Назвались и они. Стояли перед ним в светлых льняных рубахах с узкими поясами, в студенческих фуражках, но тут же Котя потрепал свою и громко объявил:

— Всё! Последний денёк! Завтра в армию уходим. Добровольно!

Это не хвастовство у него было, а всегда так: пело внутри и пело вслух, широкое скуластое лицо сияло торжеством, и руки сами разбрасывались показать широту жизни.

И Павел Иванович Варсонофьев дал немного раздвинуться кругло подстриженной крепкой щётке седоватой бороды и седоватым, косо растущим крепким усам. Это была очевидно улыбка, хотя губ не видно почти:

— Вот как? — Посмотрел внимательней на одного, на другого. — Хм-м-м. — Его голос, тоже из пещерной глубины, с гулком выходил. Ещё присматривался. — И вы не боитесь, что коллеги вас обзовут патриотами?

Так-кы... — подыскивал Саня оправдательно, — назовут, конечно. Но в известном смысле это так и есть...

— А почему нельзя быть патриотами?! — грозно, громко, наливисто спросил Котя. — Ведь не мы напали, на нас! На Сербию напали!

Изучающе смотрел на них старик, лоб наклоня.

— Да как будто так. Однако слово “патриот” до последних недель значило у нас почти “черносотенец”, вот я почему.

— А как вы считаете? — напёр на него Котя. — Правильно мы поступаем? Или нет?

Вот был случай! — не обидно для друга, ещё раз проверить для себя. Этот старикан мог что-то веское отпустить.

Поднял одну бровь Варсонофьев:

— Правильность или неправильность можно оценить, только исходя из ваших убеждений. — И с искоркой в темно-уставленных глазах: — Вы, вероятно, — социалистических?

Саня застенчиво покачал головой.

Котя сожалительно громко чмокнул.

— Как?! Нет?.. Ну тогда, надеюсь, — анархических?

Нет, не было от мальчиков согласного кивка.

А заметили они, что старик как бы не посмеивался. То есть на его ужасно серьёзном лице усмешка была непредставима, да и раздвижка губ между сошедшимися усами и бородой замечалась мало, а вот — лёгкий такой блеск нашёл на глаза.

— Я, например, гегельянец! — твёрдо, ответственно заявил Котя старику. У него очень решительная была манера выражаться, подбородок выпяченный и челюсти крепкие.

— Чистый гегельянец? — удивлялся старик. — Ведь это редкость!

— Именно. Чистый! — твёрдо, гордо подтвердил Котя. — А он, — пальцем в санину грудь, — толстовец.

Тем временем переступали, пошли все трое опять к Никитским.

Тол-стовец? — изумился старик, избоку примеряясь к сдержанному неуверенному Исаакию. — Ба-атюшки, а как же на войну?..

Но заметил, как это Сане сокрушительно: он сам понимал, он запутался, он страдательно смотрел, отбирая пшеничные мягкие волосы со лба:

— Я — не чистый толстовец теперь.

— Это — что! — взвопил Котя, всё более свободно чувствуя себя с этим славным стариком. — Он когда-то и мяса не ел! Ну посудите, как бы он теперь в армии? Там не поковыряешься, там всем одно!

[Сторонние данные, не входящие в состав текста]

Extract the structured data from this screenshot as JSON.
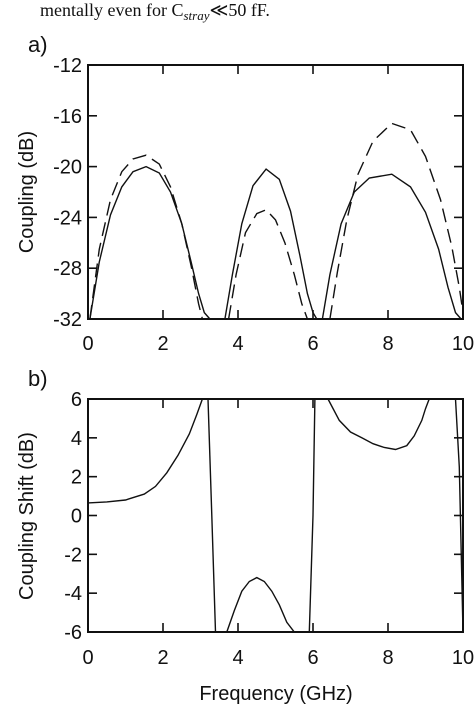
{
  "caption_fragment": "mentally even for C",
  "caption_subscript": "stray",
  "caption_tail": "≪50 fF.",
  "chart_data": [
    {
      "type": "line",
      "panel_label": "a)",
      "xlabel": "",
      "ylabel": "Coupling (dB)",
      "xlim": [
        0,
        10
      ],
      "ylim": [
        -32,
        -12
      ],
      "xticks": [
        "0",
        "2",
        "4",
        "6",
        "8",
        "10"
      ],
      "yticks": [
        "-12",
        "-16",
        "-20",
        "-24",
        "-28",
        "-32"
      ],
      "grid": false,
      "series": [
        {
          "style": "solid",
          "x": [
            0.05,
            0.3,
            0.6,
            0.9,
            1.2,
            1.55,
            1.9,
            2.2,
            2.5,
            2.75,
            2.95,
            3.1,
            3.25,
            null,
            3.65,
            3.85,
            4.1,
            4.4,
            4.75,
            5.1,
            5.4,
            5.65,
            5.85,
            6.0,
            6.1,
            null,
            6.25,
            6.45,
            6.75,
            7.1,
            7.5,
            8.1,
            8.6,
            9.0,
            9.35,
            9.6,
            9.8,
            9.95
          ],
          "y": [
            -32,
            -27.5,
            -23.8,
            -21.6,
            -20.4,
            -20.0,
            -20.5,
            -22.0,
            -24.5,
            -27.5,
            -30,
            -31.5,
            -32,
            null,
            -32,
            -28.5,
            -24.5,
            -21.5,
            -20.2,
            -21.0,
            -23.5,
            -27,
            -30,
            -31.5,
            -32,
            null,
            -32,
            -28.5,
            -24.5,
            -22,
            -20.9,
            -20.6,
            -21.6,
            -23.6,
            -26.5,
            -29.5,
            -31.5,
            -32
          ]
        },
        {
          "style": "dashed",
          "x": [
            0.05,
            0.3,
            0.6,
            0.9,
            1.2,
            1.55,
            1.9,
            2.2,
            2.5,
            2.75,
            2.95,
            3.05,
            null,
            3.75,
            3.95,
            4.2,
            4.5,
            4.75,
            5.0,
            5.25,
            5.5,
            5.7,
            5.85,
            null,
            6.45,
            6.65,
            6.9,
            7.2,
            7.6,
            8.1,
            8.6,
            9.0,
            9.4,
            9.7,
            9.9,
            10.0
          ],
          "y": [
            -32,
            -26.5,
            -22.6,
            -20.4,
            -19.4,
            -19.1,
            -19.8,
            -21.6,
            -24.5,
            -27.8,
            -30.8,
            -32,
            null,
            -32,
            -28.5,
            -25.2,
            -23.7,
            -23.4,
            -24.2,
            -26.0,
            -28.5,
            -30.8,
            -32,
            null,
            -32,
            -28.3,
            -24.2,
            -20.6,
            -18.0,
            -16.6,
            -17.1,
            -19.2,
            -22.6,
            -26.3,
            -29.5,
            -31.5
          ]
        }
      ]
    },
    {
      "type": "line",
      "panel_label": "b)",
      "xlabel": "Frequency (GHz)",
      "ylabel": "Coupling Shift (dB)",
      "xlim": [
        0,
        10
      ],
      "ylim": [
        -6,
        6
      ],
      "xticks": [
        "0",
        "2",
        "4",
        "6",
        "8",
        "10"
      ],
      "yticks": [
        "6",
        "4",
        "2",
        "0",
        "-2",
        "-4",
        "-6"
      ],
      "grid": false,
      "series": [
        {
          "style": "solid",
          "x": [
            0.0,
            0.5,
            1.0,
            1.5,
            1.8,
            2.1,
            2.4,
            2.7,
            2.9,
            3.05,
            3.15,
            3.2,
            3.3,
            3.4,
            3.5,
            3.6,
            3.7,
            3.9,
            4.1,
            4.3,
            4.5,
            4.7,
            4.9,
            5.1,
            5.3,
            5.5,
            5.6,
            5.7,
            5.8,
            5.9,
            6.0,
            6.05,
            6.1,
            6.2,
            6.4,
            6.7,
            7.0,
            7.3,
            7.6,
            7.9,
            8.2,
            8.5,
            8.7,
            8.9,
            9.0,
            9.1,
            9.5,
            9.6,
            9.7,
            9.8,
            9.9,
            10.0
          ],
          "y": [
            0.65,
            0.7,
            0.8,
            1.1,
            1.5,
            2.2,
            3.1,
            4.2,
            5.2,
            6,
            6,
            6,
            0,
            -6,
            -6,
            -6,
            -6,
            -4.9,
            -3.9,
            -3.4,
            -3.2,
            -3.4,
            -3.9,
            -4.6,
            -5.5,
            -6,
            -6,
            -6,
            -6,
            -6,
            0,
            6,
            6,
            6,
            6,
            4.9,
            4.3,
            4.0,
            3.7,
            3.5,
            3.4,
            3.6,
            4.1,
            4.9,
            5.5,
            6,
            6,
            6,
            6,
            6,
            2.5,
            -6
          ],
          "note": ""
        }
      ]
    }
  ]
}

Между друзьями это не обидно было, Саня улыбался мягко, но недовольный собой.

Явно, явно благожелательно смотрел старик на того, на другого:

— А что, молодые люди, если вы не торопитесь к барышням...? Может быть зайдём, пивка выпьем? Да вы, поди, и проголодались?

Нет, к барышням не торопились. Почти не переглядываясь — да! Для последнего дня очень и интересно познакомиться со стариком.

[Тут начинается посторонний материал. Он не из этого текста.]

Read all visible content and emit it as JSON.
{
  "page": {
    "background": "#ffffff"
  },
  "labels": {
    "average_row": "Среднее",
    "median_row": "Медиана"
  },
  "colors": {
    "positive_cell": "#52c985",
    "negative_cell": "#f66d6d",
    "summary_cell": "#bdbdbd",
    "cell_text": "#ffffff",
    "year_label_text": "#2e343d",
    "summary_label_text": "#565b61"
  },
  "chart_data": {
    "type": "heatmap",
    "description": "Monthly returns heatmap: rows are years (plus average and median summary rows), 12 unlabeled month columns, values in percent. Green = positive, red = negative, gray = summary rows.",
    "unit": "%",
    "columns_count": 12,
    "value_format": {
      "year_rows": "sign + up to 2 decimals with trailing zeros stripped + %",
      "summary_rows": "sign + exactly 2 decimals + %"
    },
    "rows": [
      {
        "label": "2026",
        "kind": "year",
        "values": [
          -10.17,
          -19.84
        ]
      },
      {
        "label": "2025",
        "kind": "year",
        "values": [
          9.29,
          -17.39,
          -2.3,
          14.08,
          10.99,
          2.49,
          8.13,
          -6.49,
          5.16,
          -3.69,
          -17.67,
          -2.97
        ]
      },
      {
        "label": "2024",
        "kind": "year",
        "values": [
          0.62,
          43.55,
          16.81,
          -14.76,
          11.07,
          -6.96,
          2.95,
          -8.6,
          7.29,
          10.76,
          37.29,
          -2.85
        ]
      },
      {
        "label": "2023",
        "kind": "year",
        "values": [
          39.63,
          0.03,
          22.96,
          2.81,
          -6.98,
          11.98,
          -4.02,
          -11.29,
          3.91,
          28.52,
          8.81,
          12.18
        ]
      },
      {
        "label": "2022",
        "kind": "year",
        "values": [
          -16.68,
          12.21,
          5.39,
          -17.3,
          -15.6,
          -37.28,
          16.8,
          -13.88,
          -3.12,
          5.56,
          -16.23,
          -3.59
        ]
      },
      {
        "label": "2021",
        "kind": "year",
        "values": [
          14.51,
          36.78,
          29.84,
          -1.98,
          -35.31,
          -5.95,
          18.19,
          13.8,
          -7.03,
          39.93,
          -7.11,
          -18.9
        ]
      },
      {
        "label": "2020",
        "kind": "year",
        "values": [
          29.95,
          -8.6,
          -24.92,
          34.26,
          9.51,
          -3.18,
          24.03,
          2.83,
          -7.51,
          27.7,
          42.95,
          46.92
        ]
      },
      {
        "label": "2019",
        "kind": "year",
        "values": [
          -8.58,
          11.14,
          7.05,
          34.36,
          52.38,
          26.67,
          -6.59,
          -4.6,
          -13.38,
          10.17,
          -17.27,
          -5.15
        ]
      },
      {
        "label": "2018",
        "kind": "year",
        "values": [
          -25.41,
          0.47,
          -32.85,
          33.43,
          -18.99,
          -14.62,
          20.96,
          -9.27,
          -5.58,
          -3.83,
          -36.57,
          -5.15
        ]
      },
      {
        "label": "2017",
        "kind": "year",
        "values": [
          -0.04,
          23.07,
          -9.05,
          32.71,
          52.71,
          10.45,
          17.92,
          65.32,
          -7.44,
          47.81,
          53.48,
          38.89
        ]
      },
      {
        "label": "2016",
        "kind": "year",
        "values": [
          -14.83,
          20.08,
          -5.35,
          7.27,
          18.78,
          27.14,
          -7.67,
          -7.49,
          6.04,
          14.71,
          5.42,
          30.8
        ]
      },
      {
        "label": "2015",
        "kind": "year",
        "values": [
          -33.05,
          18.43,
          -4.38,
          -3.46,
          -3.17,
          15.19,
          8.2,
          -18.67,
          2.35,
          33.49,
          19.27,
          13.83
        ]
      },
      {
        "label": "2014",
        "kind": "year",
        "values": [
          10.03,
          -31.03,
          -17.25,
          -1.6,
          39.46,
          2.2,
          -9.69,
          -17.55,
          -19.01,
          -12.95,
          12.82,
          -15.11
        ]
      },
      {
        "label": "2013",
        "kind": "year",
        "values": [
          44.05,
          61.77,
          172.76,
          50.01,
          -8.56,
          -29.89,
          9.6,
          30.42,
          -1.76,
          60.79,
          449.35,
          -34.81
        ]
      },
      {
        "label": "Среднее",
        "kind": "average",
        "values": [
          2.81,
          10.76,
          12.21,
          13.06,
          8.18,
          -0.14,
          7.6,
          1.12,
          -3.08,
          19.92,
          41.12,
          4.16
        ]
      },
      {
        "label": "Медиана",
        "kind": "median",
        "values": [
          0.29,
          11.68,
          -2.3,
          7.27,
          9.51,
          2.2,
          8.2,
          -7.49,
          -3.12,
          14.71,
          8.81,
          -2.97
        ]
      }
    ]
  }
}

— Тогда подождите меня здесь минутку, я в аптеку.

Уже и Никитская аптека стояла перед ними задней стеной, загораживая бульвар. Варсонофьев пошёл вокруг. Он немного сутулился на ходу.

— Эх! — спохватился Котя. — Надо было книжки взять подержать, хоть посмотрели бы! И тогда подбирали, не посмотрели... Слушай, ты только про Толстого не заводи особенно, с Толстым и так всё понятно.

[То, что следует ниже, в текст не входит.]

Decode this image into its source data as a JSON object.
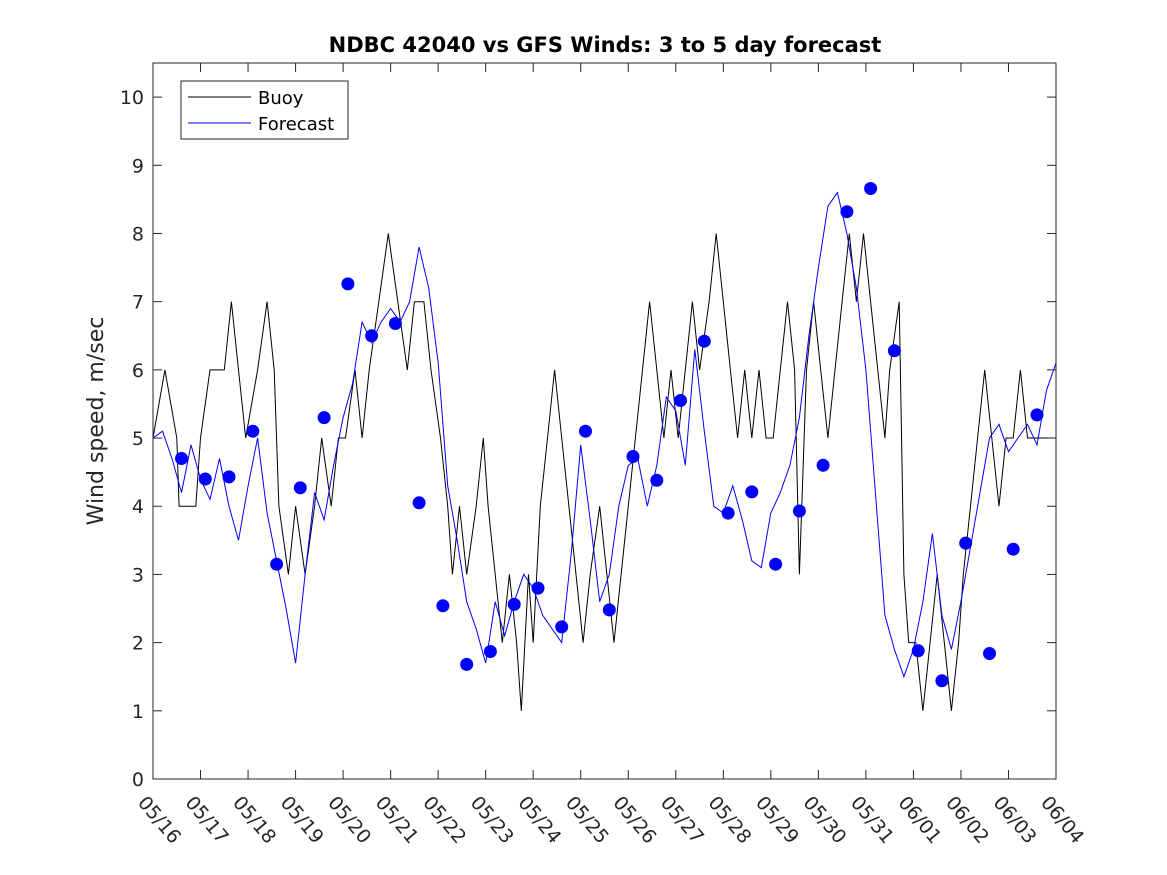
{
  "chart_data": {
    "type": "line",
    "title": "NDBC 42040 vs GFS Winds: 3 to 5 day forecast",
    "xlabel": "",
    "ylabel": "Wind speed, m/sec",
    "x_tick_labels": [
      "05/16",
      "05/17",
      "05/18",
      "05/19",
      "05/20",
      "05/21",
      "05/22",
      "05/23",
      "05/24",
      "05/25",
      "05/26",
      "05/27",
      "05/28",
      "05/29",
      "05/30",
      "05/31",
      "06/01",
      "06/02",
      "06/03",
      "06/04"
    ],
    "y_ticks": [
      0,
      1,
      2,
      3,
      4,
      5,
      6,
      7,
      8,
      9,
      10
    ],
    "xlim": [
      0,
      19
    ],
    "ylim": [
      0,
      10.5
    ],
    "grid": false,
    "legend_position": "top-left",
    "series": [
      {
        "name": "Buoy",
        "color": "#000000",
        "style": "line",
        "points": [
          [
            0.0,
            5
          ],
          [
            0.25,
            6
          ],
          [
            0.5,
            5
          ],
          [
            0.55,
            4
          ],
          [
            0.9,
            4
          ],
          [
            1.0,
            5
          ],
          [
            1.2,
            6
          ],
          [
            1.5,
            6
          ],
          [
            1.65,
            7
          ],
          [
            1.8,
            6
          ],
          [
            1.95,
            5
          ],
          [
            2.2,
            6
          ],
          [
            2.4,
            7
          ],
          [
            2.55,
            6
          ],
          [
            2.65,
            4
          ],
          [
            2.85,
            3
          ],
          [
            3.0,
            4
          ],
          [
            3.2,
            3
          ],
          [
            3.4,
            4
          ],
          [
            3.55,
            5
          ],
          [
            3.75,
            4
          ],
          [
            3.9,
            5
          ],
          [
            4.05,
            5
          ],
          [
            4.25,
            6
          ],
          [
            4.4,
            5
          ],
          [
            4.55,
            6
          ],
          [
            4.75,
            7
          ],
          [
            4.95,
            8
          ],
          [
            5.15,
            7
          ],
          [
            5.35,
            6
          ],
          [
            5.5,
            7
          ],
          [
            5.7,
            7
          ],
          [
            5.85,
            6
          ],
          [
            6.05,
            5
          ],
          [
            6.2,
            4
          ],
          [
            6.3,
            3
          ],
          [
            6.45,
            4
          ],
          [
            6.6,
            3
          ],
          [
            6.8,
            4
          ],
          [
            6.95,
            5
          ],
          [
            7.05,
            4
          ],
          [
            7.2,
            3
          ],
          [
            7.35,
            2
          ],
          [
            7.5,
            3
          ],
          [
            7.65,
            2
          ],
          [
            7.75,
            1
          ],
          [
            7.9,
            3
          ],
          [
            8.0,
            2
          ],
          [
            8.15,
            4
          ],
          [
            8.3,
            5
          ],
          [
            8.45,
            6
          ],
          [
            8.6,
            5
          ],
          [
            8.75,
            4
          ],
          [
            8.9,
            3
          ],
          [
            9.05,
            2
          ],
          [
            9.2,
            3
          ],
          [
            9.4,
            4
          ],
          [
            9.55,
            3
          ],
          [
            9.7,
            2
          ],
          [
            9.85,
            3
          ],
          [
            10.0,
            4
          ],
          [
            10.15,
            5
          ],
          [
            10.3,
            6
          ],
          [
            10.45,
            7
          ],
          [
            10.6,
            6
          ],
          [
            10.75,
            5
          ],
          [
            10.9,
            6
          ],
          [
            11.05,
            5
          ],
          [
            11.2,
            6
          ],
          [
            11.35,
            7
          ],
          [
            11.5,
            6
          ],
          [
            11.7,
            7
          ],
          [
            11.85,
            8
          ],
          [
            12.0,
            7
          ],
          [
            12.15,
            6
          ],
          [
            12.3,
            5
          ],
          [
            12.45,
            6
          ],
          [
            12.6,
            5
          ],
          [
            12.75,
            6
          ],
          [
            12.9,
            5
          ],
          [
            13.05,
            5
          ],
          [
            13.2,
            6
          ],
          [
            13.35,
            7
          ],
          [
            13.5,
            6
          ],
          [
            13.6,
            3
          ],
          [
            13.75,
            6
          ],
          [
            13.9,
            7
          ],
          [
            14.05,
            6
          ],
          [
            14.2,
            5
          ],
          [
            14.35,
            6
          ],
          [
            14.5,
            7
          ],
          [
            14.65,
            8
          ],
          [
            14.8,
            7
          ],
          [
            14.95,
            8
          ],
          [
            15.1,
            7
          ],
          [
            15.25,
            6
          ],
          [
            15.4,
            5
          ],
          [
            15.5,
            6
          ],
          [
            15.7,
            7
          ],
          [
            15.8,
            3
          ],
          [
            15.9,
            2
          ],
          [
            16.05,
            2
          ],
          [
            16.2,
            1
          ],
          [
            16.35,
            2
          ],
          [
            16.5,
            3
          ],
          [
            16.65,
            2
          ],
          [
            16.8,
            1
          ],
          [
            16.95,
            2
          ],
          [
            17.05,
            3
          ],
          [
            17.2,
            4
          ],
          [
            17.35,
            5
          ],
          [
            17.5,
            6
          ],
          [
            17.65,
            5
          ],
          [
            17.8,
            4
          ],
          [
            17.95,
            5
          ],
          [
            18.1,
            5
          ],
          [
            18.25,
            6
          ],
          [
            18.4,
            5
          ],
          [
            18.55,
            5
          ],
          [
            18.7,
            5
          ],
          [
            18.85,
            5
          ],
          [
            19.0,
            5
          ]
        ]
      },
      {
        "name": "Forecast",
        "color": "#0000ff",
        "style": "line",
        "points": [
          [
            0.0,
            5.0
          ],
          [
            0.2,
            5.1
          ],
          [
            0.4,
            4.7
          ],
          [
            0.6,
            4.2
          ],
          [
            0.8,
            4.9
          ],
          [
            1.0,
            4.4
          ],
          [
            1.2,
            4.1
          ],
          [
            1.4,
            4.7
          ],
          [
            1.6,
            4.0
          ],
          [
            1.8,
            3.5
          ],
          [
            2.0,
            4.3
          ],
          [
            2.2,
            5.0
          ],
          [
            2.4,
            3.9
          ],
          [
            2.6,
            3.2
          ],
          [
            2.8,
            2.5
          ],
          [
            3.0,
            1.7
          ],
          [
            3.2,
            3.0
          ],
          [
            3.4,
            4.2
          ],
          [
            3.6,
            3.8
          ],
          [
            3.8,
            4.6
          ],
          [
            4.0,
            5.3
          ],
          [
            4.2,
            5.8
          ],
          [
            4.4,
            6.7
          ],
          [
            4.6,
            6.4
          ],
          [
            4.8,
            6.7
          ],
          [
            5.0,
            6.9
          ],
          [
            5.2,
            6.7
          ],
          [
            5.4,
            7.0
          ],
          [
            5.6,
            7.8
          ],
          [
            5.8,
            7.2
          ],
          [
            6.0,
            6.1
          ],
          [
            6.2,
            4.3
          ],
          [
            6.4,
            3.5
          ],
          [
            6.6,
            2.6
          ],
          [
            6.8,
            2.2
          ],
          [
            7.0,
            1.7
          ],
          [
            7.2,
            2.6
          ],
          [
            7.4,
            2.1
          ],
          [
            7.6,
            2.6
          ],
          [
            7.8,
            3.0
          ],
          [
            8.0,
            2.8
          ],
          [
            8.2,
            2.4
          ],
          [
            8.4,
            2.2
          ],
          [
            8.6,
            2.0
          ],
          [
            8.8,
            3.3
          ],
          [
            9.0,
            4.9
          ],
          [
            9.2,
            3.8
          ],
          [
            9.4,
            2.6
          ],
          [
            9.6,
            3.0
          ],
          [
            9.8,
            4.0
          ],
          [
            10.0,
            4.6
          ],
          [
            10.2,
            4.7
          ],
          [
            10.4,
            4.0
          ],
          [
            10.6,
            4.6
          ],
          [
            10.8,
            5.6
          ],
          [
            11.0,
            5.4
          ],
          [
            11.2,
            4.6
          ],
          [
            11.4,
            6.3
          ],
          [
            11.6,
            5.1
          ],
          [
            11.8,
            4.0
          ],
          [
            12.0,
            3.9
          ],
          [
            12.2,
            4.3
          ],
          [
            12.4,
            3.8
          ],
          [
            12.6,
            3.2
          ],
          [
            12.8,
            3.1
          ],
          [
            13.0,
            3.9
          ],
          [
            13.2,
            4.2
          ],
          [
            13.4,
            4.6
          ],
          [
            13.6,
            5.3
          ],
          [
            13.8,
            6.5
          ],
          [
            14.0,
            7.5
          ],
          [
            14.2,
            8.4
          ],
          [
            14.4,
            8.6
          ],
          [
            14.6,
            8.0
          ],
          [
            14.8,
            7.2
          ],
          [
            15.0,
            6.0
          ],
          [
            15.2,
            4.2
          ],
          [
            15.4,
            2.4
          ],
          [
            15.6,
            1.9
          ],
          [
            15.8,
            1.5
          ],
          [
            16.0,
            1.9
          ],
          [
            16.2,
            2.6
          ],
          [
            16.4,
            3.6
          ],
          [
            16.6,
            2.4
          ],
          [
            16.8,
            1.9
          ],
          [
            17.0,
            2.6
          ],
          [
            17.2,
            3.4
          ],
          [
            17.4,
            4.2
          ],
          [
            17.6,
            5.0
          ],
          [
            17.8,
            5.2
          ],
          [
            18.0,
            4.8
          ],
          [
            18.2,
            5.0
          ],
          [
            18.4,
            5.2
          ],
          [
            18.6,
            4.9
          ],
          [
            18.8,
            5.7
          ],
          [
            19.0,
            6.1
          ]
        ]
      },
      {
        "name": "",
        "color": "#0000ff",
        "style": "markers",
        "points": [
          [
            0.6,
            4.7
          ],
          [
            1.1,
            4.4
          ],
          [
            1.6,
            4.43
          ],
          [
            2.1,
            5.1
          ],
          [
            2.6,
            3.15
          ],
          [
            3.1,
            4.27
          ],
          [
            3.6,
            5.3
          ],
          [
            4.1,
            7.26
          ],
          [
            4.6,
            6.5
          ],
          [
            5.1,
            6.68
          ],
          [
            5.6,
            4.05
          ],
          [
            6.1,
            2.54
          ],
          [
            6.6,
            1.68
          ],
          [
            7.1,
            1.87
          ],
          [
            7.6,
            2.56
          ],
          [
            8.1,
            2.8
          ],
          [
            8.6,
            2.23
          ],
          [
            9.1,
            5.1
          ],
          [
            9.6,
            2.48
          ],
          [
            10.1,
            4.73
          ],
          [
            10.6,
            4.38
          ],
          [
            11.1,
            5.55
          ],
          [
            11.6,
            6.42
          ],
          [
            12.1,
            3.9
          ],
          [
            12.6,
            4.21
          ],
          [
            13.1,
            3.15
          ],
          [
            13.6,
            3.93
          ],
          [
            14.1,
            4.6
          ],
          [
            14.6,
            8.32
          ],
          [
            15.1,
            8.66
          ],
          [
            15.6,
            6.28
          ],
          [
            16.1,
            1.88
          ],
          [
            16.6,
            1.44
          ],
          [
            17.1,
            3.46
          ],
          [
            17.6,
            1.84
          ],
          [
            18.1,
            3.37
          ],
          [
            18.6,
            5.34
          ]
        ]
      }
    ]
  }
}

Саня улыбался неоспорчиво:

— Ты же сам.

— Лучше пусть он ответит, правда, как он понимает, что мы в армию... А потом втравим его в какую-нибудь историческую тему, какой-нибудь, знаешь, общий взгляд на Восток, на Запад...

А трамваи шелестели дугами и позванивали. А извозчики прокатывали, по седоку — вальяжно или торопливо. А по бульвару текли себе гуляющие, будто никакой войны не зная, девочка с длинными косами несла ноты на урок музыки, неопрятный половой в зашлёпанной белой куртке перебегал с судками через бульвар, кому-то неся заказ. На перекрестке Никитской, у полукруглого здания с весёлой рекламой папирос “дядя Костя” постаивал стройный чёрно-белый городовой, наблюдая безусловный вокруг себя порядок. Ещё рекламы разные везли и трамваи при крышах. Да длинная череда вывесок, доведшая их досюда, с именами торговцев, как бессмертных созидателей, выведенными в буквах замысловатых, накладных и рельефных, изогнутых и прямых, утверждала вещность и вечность этого города, — а между тем совсем нереального, потому что завтра мальчики уже не будут в нём. Только кинематограф “Унион” и откликался им, что знает: "НА ЗАЩИТУ БРАТЬЕВ-СЛАВЯН", сенсационная киноиллюстрация переживаемого всеми нами величайшего исторического...”, а в прочем — город стоял и тёк, оставался и переменялся, и в своей нечуткой огромности не мог понять, какой особенный возвышенный сегодня день, последний день, какой рубеж переступается смело. Обрывался, оставался обременённый город — но и нет, груди даже и не было больно, потому что самое лучшее и от этого города и своё — они уносили в себе.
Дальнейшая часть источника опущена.